Mr Headrick disagrees. "Engagement is about telling a compelling story. Your parents didn't read you a press release at bedtime, they read you stories. I try to give an insight into who I am if you work with me."
He is scathing about the effort businesses put into "company pages on LinkedIn that get no engagement", pointing out that human tales work. "It's the personal element that engenders trust."
Mr Headrick sees his personal pronouncements as "part of a broader shift away from corporate speak".
So what changed to make businesses so informal? Azadeh Williams thinks she knows.
Speaking from the Sydney offices of her media and marketing company, AZK Media, she explains why she shares updates about her six-year-old daughter. "I was a journalist for 20 years and I can spot marketing rigmarole and a contrived script. You have to be your crude, authentic self to attract your audience."
She wouldn't have posted this material a few years ago, but with the pandemic Zoom meetings intruded into the domestic space. This has changed everything. "Before Covid families didn't exist for your work colleagues. Now they've seen the families and it makes us more interesting."
She believes that while LinkedIn has evolved from being the home of CVs, many users retain the mindset that it's just a digital job interview.
Douglas Rode runs recruitment giant Page Group in the UK and Ireland. As LinkedIn is such an important tool in his world how does he view its new incarnation? "Even five years ago people didn't open up so much. Now there's greater awareness of people's vulnerabilities such as mental health and LinkedIn has magnified this."

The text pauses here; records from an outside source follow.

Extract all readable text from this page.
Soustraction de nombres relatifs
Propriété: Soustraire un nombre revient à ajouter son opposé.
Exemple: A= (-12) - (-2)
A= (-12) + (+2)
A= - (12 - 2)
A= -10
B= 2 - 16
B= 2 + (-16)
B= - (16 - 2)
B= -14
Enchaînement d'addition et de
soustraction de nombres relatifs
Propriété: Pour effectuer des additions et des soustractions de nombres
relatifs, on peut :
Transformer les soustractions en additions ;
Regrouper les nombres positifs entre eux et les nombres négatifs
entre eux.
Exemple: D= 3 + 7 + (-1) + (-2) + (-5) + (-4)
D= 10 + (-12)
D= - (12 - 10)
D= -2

As a job-hunting expert would he advise someone to bare their soul there? His response is very qualified. "It's a matter of individual choice. You are putting yourself out there so a future employer can see you. You're trying to get a balance and you want to sound human, not generic or automated."
Others are more pointed. Tom Skinner, of London marketing agency Go Up, fears LinkedIn's new emotional tone is merely a symptom of celebrity culture and "a society that celebrates people who can self-publicise above all else".
LinkedIn has a 200-strong team working on stories primed to attract attention and involvement, all grist to the mill of recruiting companies that pay it for the right to scour the CVs of its members.
Dan Roth, Editor in Chief at LinkedIn, denies cultivating controversy to pull in readers. "We use algorithms to determine the right content for you but we do not steer people in one direction."
He too credits the pandemic with the shift in attitudes. "People found they got remarkable feedback when they talked about their mental health." He sets great store by LinkedIn users being identifiable in contrast to anonymous contributions on Twitter. Yet despite this public profile many members are unaware of how cringeworthy their stories can be.
Braden Wallake rushed to LinkedIn when he made two staff at his Ohio company redundant in August 2022, boasting of how "vulnerable" he felt when making this decision. He even adorned the post with a tearful selfie.
The first response to his post was a single word. "Muppet."
Furthermore, he was rewarded with the online title, The Crying CEO, and became the poster boy for what behavioural insights expert Helen Jambunathan calls the "LinkedIn cringe".
Ms Jambunathan says LinkedIn's algorithms reward posts that provoke engagement, even if this dilutes its recruitment industry origins. "LinkedIn is becoming more personal and generalised, and less about 'work' as we know it."
This trend comes from the top. Research group Kekst CNC analysed the LinkedIn profiles of chief executives across the UK, US, Germany and Sweden, noting that 77% of them post personal content.
Maybe the "Facebook for suits" is fine with its new knockabout tone. And the louder the criticism, the more people listen.
Back in Manchester Mr Kelsall is relaxed about making the odd enemy. "Sometimes you need detractors as much as you need fans."